Took a little roaming trip on the bike while the rest stayed at camp. It started closing in..then more, a bit more, I passed a few downed trees that blocked half the trail and then it was a matter of staying in the green stuff up to the waist and hope nothing sent me over the cliff.. Why do I love exploring like this? Especially solo?
Sunset was awesome even if this photo didn't do anything for justice. There were red bands along the trees where the setting sun cut through the branches. Awesome day!
As for my hammock set-up, I used a new cheapie Magellen mummybag (think it's rated to 30?) I got it as a toss-in-the tailbag thing with the idea of rain, mud, etc. would destroy it. naturally it's not a small bag, even squished, and nothing got to it even with some serious water crossings and mud runs last week. Time to upgrade to a Kelty or MSR that packs down to about 1/5th what this one does! I didn't use a pad and didn't feel I needed one.
Things I learned:
Trees may look the right distance but usually aren't.

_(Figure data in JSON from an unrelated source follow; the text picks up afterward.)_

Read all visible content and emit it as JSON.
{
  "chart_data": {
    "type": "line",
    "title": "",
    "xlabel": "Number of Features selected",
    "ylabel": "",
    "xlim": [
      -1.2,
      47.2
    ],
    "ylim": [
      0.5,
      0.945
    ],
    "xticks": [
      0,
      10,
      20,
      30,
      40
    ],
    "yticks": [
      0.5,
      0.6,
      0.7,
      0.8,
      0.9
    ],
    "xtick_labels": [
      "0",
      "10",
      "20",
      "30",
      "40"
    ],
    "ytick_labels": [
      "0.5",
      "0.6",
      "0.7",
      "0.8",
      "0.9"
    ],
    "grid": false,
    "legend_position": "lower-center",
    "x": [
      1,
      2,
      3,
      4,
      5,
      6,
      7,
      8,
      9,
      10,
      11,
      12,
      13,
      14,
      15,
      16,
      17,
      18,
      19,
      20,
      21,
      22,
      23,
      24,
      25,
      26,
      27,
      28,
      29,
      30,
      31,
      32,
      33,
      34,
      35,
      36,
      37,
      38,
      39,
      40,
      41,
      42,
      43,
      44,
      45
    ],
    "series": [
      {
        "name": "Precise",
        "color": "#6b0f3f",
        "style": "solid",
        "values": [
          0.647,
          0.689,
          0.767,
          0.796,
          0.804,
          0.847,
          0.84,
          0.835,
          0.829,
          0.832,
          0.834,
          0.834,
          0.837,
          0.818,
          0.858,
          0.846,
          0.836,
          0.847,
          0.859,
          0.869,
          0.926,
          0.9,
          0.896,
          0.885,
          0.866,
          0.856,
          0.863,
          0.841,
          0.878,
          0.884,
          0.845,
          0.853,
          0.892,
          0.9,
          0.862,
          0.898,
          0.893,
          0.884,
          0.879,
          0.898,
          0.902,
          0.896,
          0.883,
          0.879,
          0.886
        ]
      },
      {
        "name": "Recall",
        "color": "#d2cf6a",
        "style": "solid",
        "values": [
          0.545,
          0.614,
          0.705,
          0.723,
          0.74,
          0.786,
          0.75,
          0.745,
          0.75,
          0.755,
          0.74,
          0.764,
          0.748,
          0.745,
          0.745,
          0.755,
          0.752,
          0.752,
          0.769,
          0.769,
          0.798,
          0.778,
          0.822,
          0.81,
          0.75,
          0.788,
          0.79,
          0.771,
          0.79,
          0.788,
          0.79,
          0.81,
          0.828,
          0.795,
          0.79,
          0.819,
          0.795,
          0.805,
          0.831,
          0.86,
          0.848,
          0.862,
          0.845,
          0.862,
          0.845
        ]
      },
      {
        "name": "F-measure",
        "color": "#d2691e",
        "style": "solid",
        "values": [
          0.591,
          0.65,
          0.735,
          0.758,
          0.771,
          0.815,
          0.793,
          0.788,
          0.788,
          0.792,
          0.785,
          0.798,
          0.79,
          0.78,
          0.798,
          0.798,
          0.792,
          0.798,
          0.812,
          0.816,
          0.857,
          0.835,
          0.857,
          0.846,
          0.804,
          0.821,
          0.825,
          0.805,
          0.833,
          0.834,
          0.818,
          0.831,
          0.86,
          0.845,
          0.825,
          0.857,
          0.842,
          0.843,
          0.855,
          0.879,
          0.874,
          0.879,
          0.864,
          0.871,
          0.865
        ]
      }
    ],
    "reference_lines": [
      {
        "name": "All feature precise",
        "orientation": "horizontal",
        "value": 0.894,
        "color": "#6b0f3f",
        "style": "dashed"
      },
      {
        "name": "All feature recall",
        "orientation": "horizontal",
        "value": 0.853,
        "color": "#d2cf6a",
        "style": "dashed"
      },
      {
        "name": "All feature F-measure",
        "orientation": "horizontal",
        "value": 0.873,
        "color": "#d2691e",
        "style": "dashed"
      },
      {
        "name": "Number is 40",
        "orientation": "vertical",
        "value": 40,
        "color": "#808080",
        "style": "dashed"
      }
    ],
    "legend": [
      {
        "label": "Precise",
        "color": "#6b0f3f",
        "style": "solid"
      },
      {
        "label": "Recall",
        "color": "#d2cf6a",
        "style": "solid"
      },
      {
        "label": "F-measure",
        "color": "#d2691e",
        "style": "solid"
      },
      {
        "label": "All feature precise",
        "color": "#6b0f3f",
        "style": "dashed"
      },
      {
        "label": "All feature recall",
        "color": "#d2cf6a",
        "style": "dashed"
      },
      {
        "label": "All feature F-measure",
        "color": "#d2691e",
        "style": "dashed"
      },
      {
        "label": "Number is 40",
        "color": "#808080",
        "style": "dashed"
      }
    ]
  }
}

I need to fiddle with the hang a few times to get it right. First time the ridgeline was taut and it wasn't comfortable to flop in. Second time I could bend it about 45 degrees and it was very comfy with a slight ridge. I'm thinking if I had let out the line about 2" more it would have given the perfect 90degree twist and that ridge would have been gone. Either way I slept like a rock! A little camp pillow that folds into itself rounded out that part.
With the early part of the eve still being humid I clipped a cheapie walmart fan ($1.63 in my other thread about walmart finds) and it worked perfectly to keep things circulating while I lay back and read a book. A few minutes of wriggling around to settle the sleeping bag within the hammock and all was good.
Overall, for my first nights experience the only thing that woke me were 3 owls talking to each other. One of them, about 24" tall, landed on the branch next to me. I could just make him out in the dark. I think he was curious to see what I was and he didn't stay long, but it was cool nonetheless.
Thanks for the info, group, it's certainly helped a good bit in setting me down the right path!